Select Committee on Science and Technology Written Evidence


Memorandum submitted by the Department of Plant Sciences, University of Oxford

  This submission touches on issues relevant to the review from a university perspective. Currently, the Department has an active research group in systematic botany that comprises a university reader, Royal Society Research Fellow, Curator of Herbaria, three externally funded research staff, 2-3 post-graduate students, a herbarium technician, and a part-time partly externally funded botanical artist. The group's work centres in and around two recently refurbished herbaria that house 800,000 specimens (http://herbaria.plants.ox.ac.uk/). The Oxford Plant Systematics Group carries out undergraduate teaching, post graduate training in systematic botany and research across a broad systematics agenda. This level of activity is partly reliant upon financial support from the Royal Society (two URF'S over the last ten years to fund taxonomic monographs), and significant endowed funds that support herbarium staff and maintenance of the collections. In addition, these activities are supported by the department in the form of a salary for a lecturer, and by external grants (currently 3 substantial Darwin Initiative grants and a number of very small grants from other bodies).

  An important aspect of the modern systematics approach is to combine elements of specimen-based revisionary taxonomy with hypothesis driven research, in the belief that both strands are synergistic for high quality research. This approach builds on a rich history of traditional herbarium and field-based taxonomy combined with new methods and sources of data to elucidate evolutionary history. For example, writing monographs of key taxa that combine descriptive taxonomy with analytical methods can be pivotal in underpinning many of the big questions in evolutionary biology while at the same time playing a central role in contributing to the overall research goals of systematics. This approach underpins the ability of university based systematists to participate with colleagues in the RAE whilst maintaining some level of activity in revisionary taxonomy. Given the current research environment within Universities (funding, RAE) it is unrealistic for any active researcher not to pursue high impact hypothesis driven science. At the same time, combining revisionary taxonomy in the context of a hypothesis driven grant application can be unrealistic given that taxonomic elements tend to be long-term. For example, our current monographic projects in Oxford on Strobilanthes (c. 400 species) and Lupinus (c. 275) span 14 and 8 years respectively. Without Royal Society funding these two monographs would never have been started and the opportunities for graduate training in taxonomy (7 PhD students since 1999) would not have been realised.

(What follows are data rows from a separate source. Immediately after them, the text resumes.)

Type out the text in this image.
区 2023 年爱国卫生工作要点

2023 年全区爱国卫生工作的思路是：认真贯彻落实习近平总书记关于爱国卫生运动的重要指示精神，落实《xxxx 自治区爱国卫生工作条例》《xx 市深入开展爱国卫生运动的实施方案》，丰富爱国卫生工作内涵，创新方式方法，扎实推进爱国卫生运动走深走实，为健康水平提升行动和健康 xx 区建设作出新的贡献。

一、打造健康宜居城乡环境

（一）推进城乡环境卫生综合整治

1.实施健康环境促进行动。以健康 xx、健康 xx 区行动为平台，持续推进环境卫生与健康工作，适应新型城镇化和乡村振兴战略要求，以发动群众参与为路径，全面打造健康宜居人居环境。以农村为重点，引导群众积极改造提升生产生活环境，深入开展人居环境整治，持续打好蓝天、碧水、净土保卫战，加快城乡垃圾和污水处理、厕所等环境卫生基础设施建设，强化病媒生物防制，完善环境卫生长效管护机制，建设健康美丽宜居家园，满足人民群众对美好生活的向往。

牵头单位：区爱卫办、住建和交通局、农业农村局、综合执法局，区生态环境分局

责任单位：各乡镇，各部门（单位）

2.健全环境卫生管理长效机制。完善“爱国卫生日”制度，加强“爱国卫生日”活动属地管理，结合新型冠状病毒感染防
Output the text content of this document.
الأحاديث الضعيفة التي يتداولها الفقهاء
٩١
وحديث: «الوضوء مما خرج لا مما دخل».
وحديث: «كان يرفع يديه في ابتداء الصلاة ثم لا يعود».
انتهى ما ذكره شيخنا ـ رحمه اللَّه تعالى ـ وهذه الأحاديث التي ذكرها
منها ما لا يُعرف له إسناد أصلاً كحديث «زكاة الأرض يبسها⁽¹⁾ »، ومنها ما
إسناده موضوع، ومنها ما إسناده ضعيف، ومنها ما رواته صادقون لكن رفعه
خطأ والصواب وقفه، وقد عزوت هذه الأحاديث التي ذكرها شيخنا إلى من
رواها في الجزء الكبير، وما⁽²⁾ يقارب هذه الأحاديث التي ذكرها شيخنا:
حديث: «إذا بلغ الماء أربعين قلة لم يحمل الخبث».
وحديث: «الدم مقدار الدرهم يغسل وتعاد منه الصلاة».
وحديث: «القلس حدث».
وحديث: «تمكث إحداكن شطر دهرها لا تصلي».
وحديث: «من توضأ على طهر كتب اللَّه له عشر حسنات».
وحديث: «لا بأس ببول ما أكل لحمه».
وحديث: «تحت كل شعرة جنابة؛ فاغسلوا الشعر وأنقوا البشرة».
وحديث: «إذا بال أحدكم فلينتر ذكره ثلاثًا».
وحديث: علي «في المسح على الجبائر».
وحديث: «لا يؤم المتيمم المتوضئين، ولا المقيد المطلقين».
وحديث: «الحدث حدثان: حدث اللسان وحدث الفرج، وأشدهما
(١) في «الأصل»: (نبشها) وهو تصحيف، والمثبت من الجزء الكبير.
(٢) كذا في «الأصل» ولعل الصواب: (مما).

  Systematics is an integral element of the medium and long term projected research priorities involving plant biology for the 21st century (biodiversity, climate change, food, fuel, fibre and feedstock security). Maintaining taxonomy within the university sector even at existing levels is important for the intellectual long term well being of the subject. It is also crucial for training the next generation of systematists as well as educating students in organismal biology. If this vision is realistic and we strongly believe that it is, then the tension between high impact science and descriptive taxonomy, which lies at the heart of the perceived demise of taxonomy in the University sector, has to be resolved.

  An initiative for funding revisionary taxonomy within the university sector would enable existing and future systematists to apply for grants to maintain this aspect of their activities. We believe that such an initiative would automatically encourage taxonomic revisions of groups that are key to addressing a range of pure and applied research priorities.